La Suède face à l’Allemagne d’un côté, le Danemark face aux tenants du titre, les Pays-Bas. Les Rouges et Blancs sont en demi-finale pour la première fois dans une compétition majeure pour la première fois depuis l’Euro 1964. Ils continuent leur tour de Suède en se rendant à Göteborg pour cette demi-finale. Ils n’ont pas la pression et sont décontractés avant de débuter le match. Cela leur réussit puisqu’ils mènent par deux fois après 33 minutes de jeu et un doublé d’Henrik Larsen. L’exploit est en passe d’être réalisé lorsque Frank Rijkaard égalise à la 86e minute. Ce n’est pas grave, car les Danois déjouent tous les pronostics en tenant tête aux vainqueurs de l’Euro 88. La prolongation dure et il faut départager les deux équipes avec une séance de tirs aux buts. Marco van Basten rate la deuxième tentative néerlandaise, tandis que leurs adversaires ne font aucune faute. Les Danois sont en finale !
L’Allemagne est la grandissime favorite grâce à son statut et ses fantastiques joueurs comme Bodo Illgner, Andreas Brehme, Matthias Sammer, Stefan Effenberg, Karl-Heinz Riedle et Jürgen Klinsmann. Le match se joue une nouvelle fois à Göteborg, dans l’enceinte de l’Ullevi. Malgré l’armada allemande, c’est bien le Danemark qui ouvre le score par John Jensen à la 18e minute, puis Kim Vilfort enfonce le clou à la 78e minute ! Durant tout le match, les Allemands butent sur un Schmeichel en très grande forme et ne parviennent pas à débloquer leur compteur. Le Danemark a été ultra réaliste et la chance leur a souri. Seule ombre au tableau, cette finale est marquée par un très grand nombre de ballons récupérés à la main par le portier danois à la suite de passes en retraits de ses défenseurs.
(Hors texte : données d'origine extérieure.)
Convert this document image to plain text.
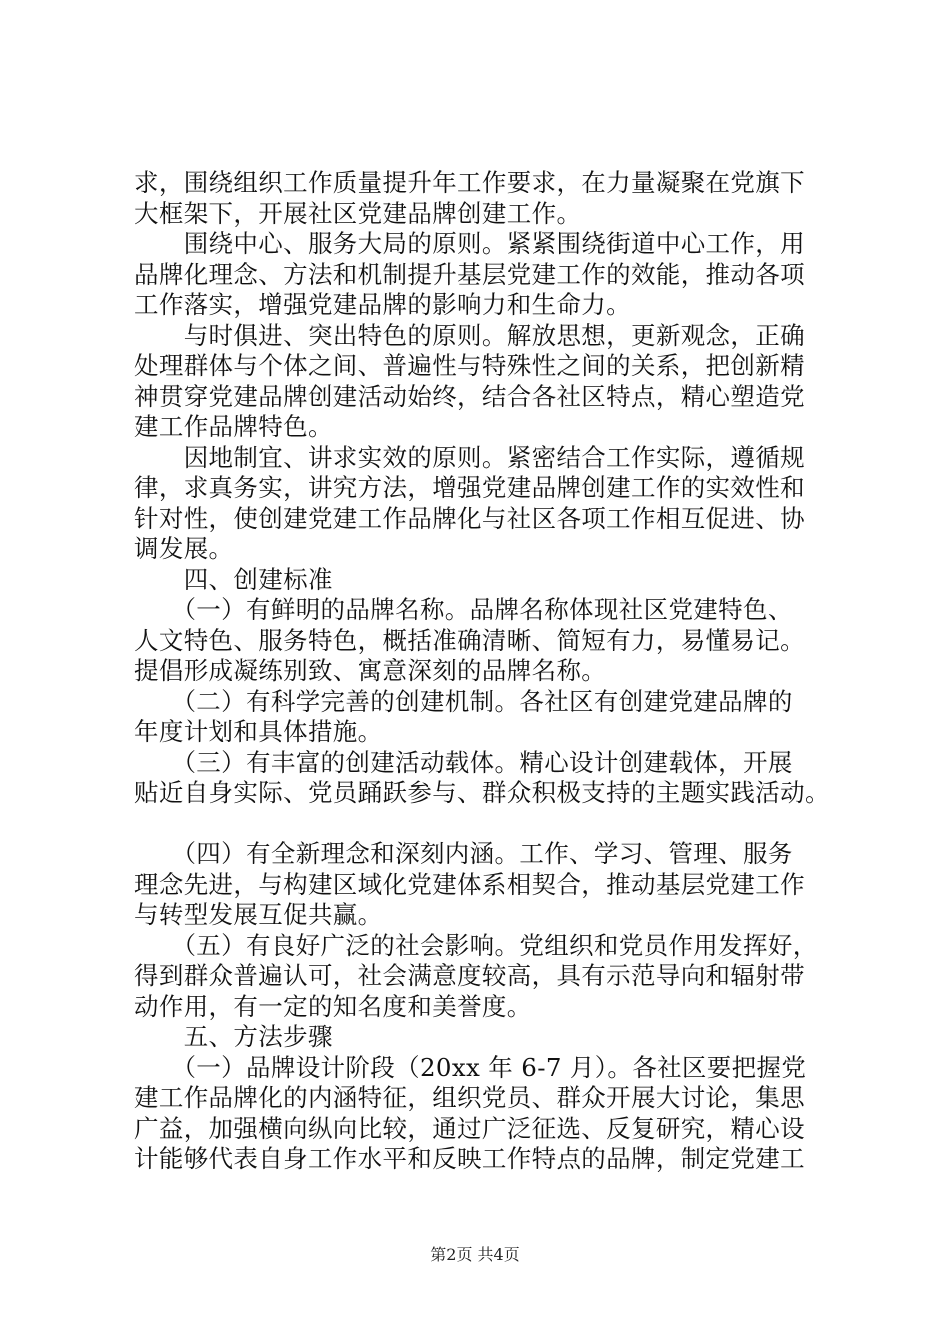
求，围绕组织工作质量提升年工作要求，在力量凝聚在党旗下

大框架下，开展社区党建品牌创建工作。

　　围绕中心、服务大局的原则。紧紧围绕街道中心工作，用

品牌化理念、方法和机制提升基层党建工作的效能，推动各项

工作落实，增强党建品牌的影响力和生命力。

　　与时俱进、突出特色的原则。解放思想，更新观念，正确

处理群体与个体之间、普遍性与特殊性之间的关系，把创新精

神贯穿党建品牌创建活动始终，结合各社区特点，精心塑造党

建工作品牌特色。

　　因地制宜、讲求实效的原则。紧密结合工作实际，遵循规

律，求真务实，讲究方法，增强党建品牌创建工作的实效性和

针对性，使创建党建工作品牌化与社区各项工作相互促进、协

调发展。

　　四、创建标准

　　（一）有鲜明的品牌名称。品牌名称体现社区党建特色、

人文特色、服务特色，概括准确清晰、简短有力，易懂易记。

提倡形成凝练别致、寓意深刻的品牌名称。

　　（二）有科学完善的创建机制。各社区有创建党建品牌的

年度计划和具体措施。

　　（三）有丰富的创建活动载体。精心设计创建载体，开展

贴近自身实际、党员踊跃参与、群众积极支持的主题实践活动。

　　（四）有全新理念和深刻内涵。工作、学习、管理、服务

理念先进，与构建区域化党建体系相契合，推动基层党建工作

与转型发展互促共赢。

　　（五）有良好广泛的社会影响。党组织和党员作用发挥好，

得到群众普遍认可，社会满意度较高，具有示范导向和辐射带

动作用，有一定的知名度和美誉度。

　　五、方法步骤

　　（一）品牌设计阶段（20xx 年 6-7 月）。各社区要把握党

建工作品牌化的内涵特征，组织党员、群众开展大讨论，集思

广益，加强横向纵向比较，通过广泛征选、反复研究，精心设

计能够代表自身工作水平和反映工作特点的品牌，制定党建工

第2页 共4页
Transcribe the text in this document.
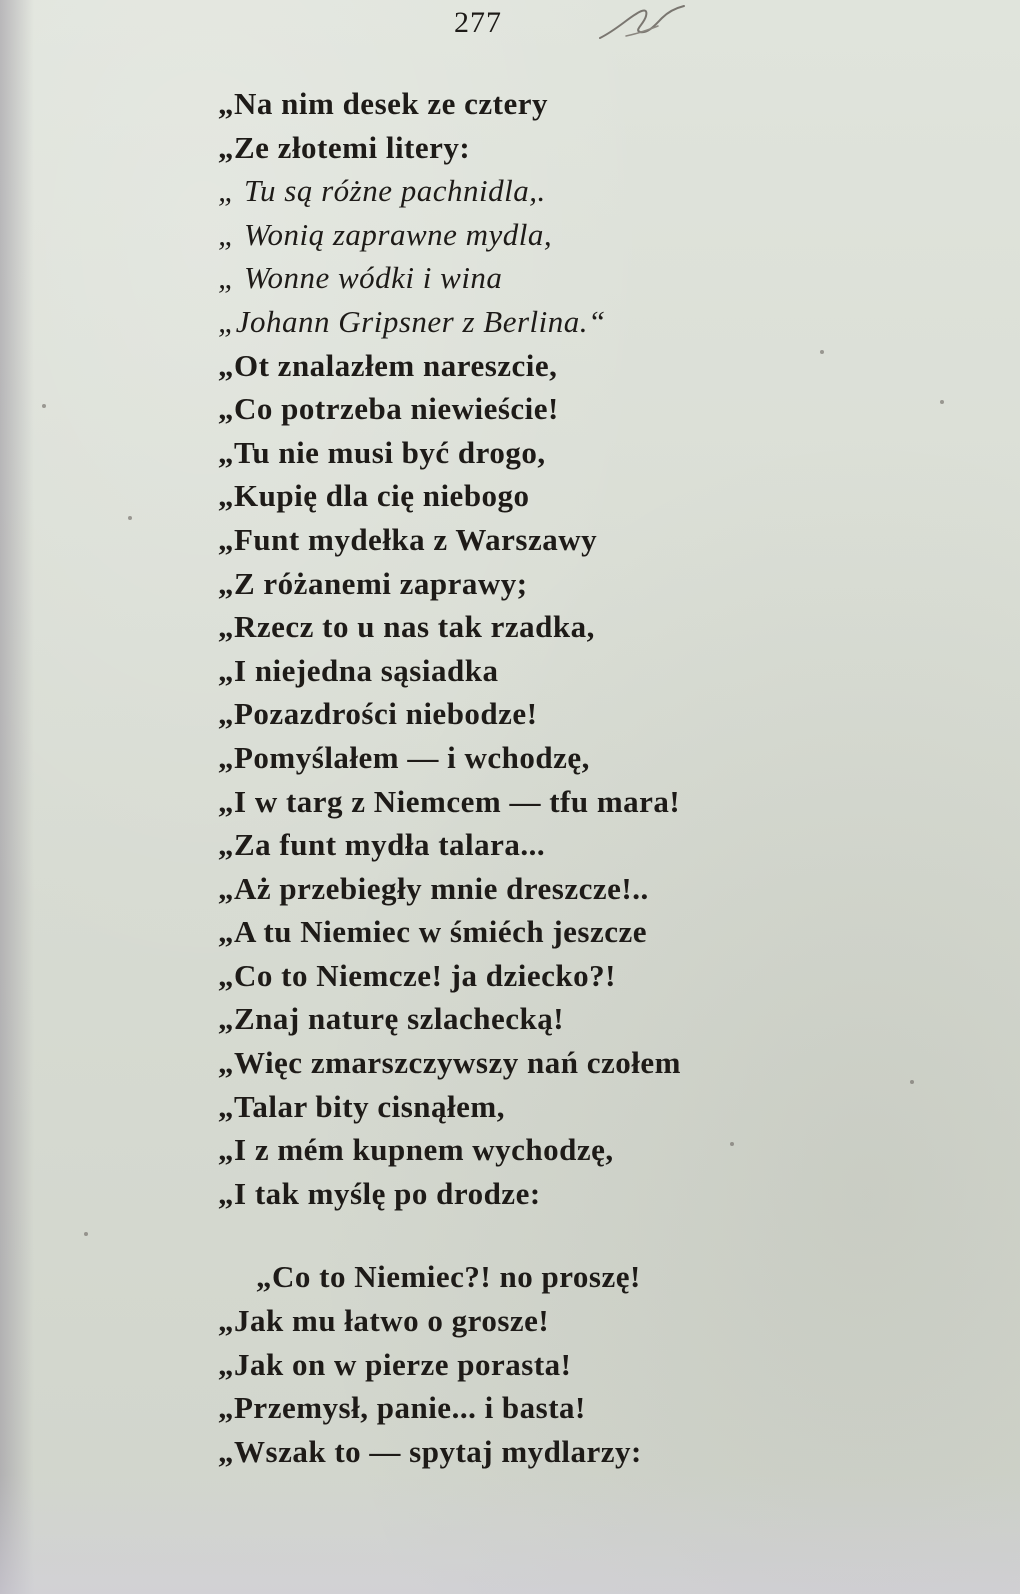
277
„Na nim desek ze cztery
„Ze złotemi litery:
„ Tu są różne pachnidla,.
„ Wonią zaprawne mydla,
„ Wonne wódki i wina
„Johann Gripsner z Berlina.“
„Ot znalazłem nareszcie,
„Co potrzeba niewieście!
„Tu nie musi być drogo,
„Kupię dla cię niebogo
„Funt mydełka z Warszawy
„Z różanemi zaprawy;
„Rzecz to u nas tak rzadka,
„I niejedna sąsiadka
„Pozazdrości niebodze!
„Pomyślałem — i wchodzę,
„I w targ z Niemcem — tfu mara!
„Za funt mydła talara...
„Aż przebiegły mnie dreszcze!..
„A tu Niemiec w śmiéch jeszcze
„Co to Niemcze! ja dziecko?!
„Znaj naturę szlachecką!
„Więc zmarszczywszy nań czołem
„Talar bity cisnąłem,
„I z mém kupnem wychodzę,
„I tak myślę po drodze:
„Co to Niemiec?! no proszę!
„Jak mu łatwo o grosze!
„Jak on w pierze porasta!
„Przemysł, panie... i basta!
„Wszak to — spytaj mydlarzy:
La polémique est vive et quelques semaines plus tard, la FIFA interdit cette pratique, car non-respectueuse du fair-play et surtout ennuyante pour le spectacle.
L’heure est évidemment à la fête, car le succès est total tant, la surprise est immense. Les Danois remportent leur premier titre majeur sur les terres de leur rival suédois. La symbolique est forte. L’histoire est féerique.
Cette odyssée nordique victorieuse est encore maintenant unique. Aucun autre pays provenant de cette région du nord de l’Europe n’est parvenu à remporter un trophée majeur. Pourtant, la Suède s’est hissée en finale de sa Coupe du monde en 1958, puis en demi-finale du mondial américain de 1994. Quant au Danemark, il espère secrètement aller au bout de cet Euro 2020, en l’honneur de son miraculé Christian Eriksen, 29 ans après le triomphe glorieux d’une génération pionnière et talentueuse.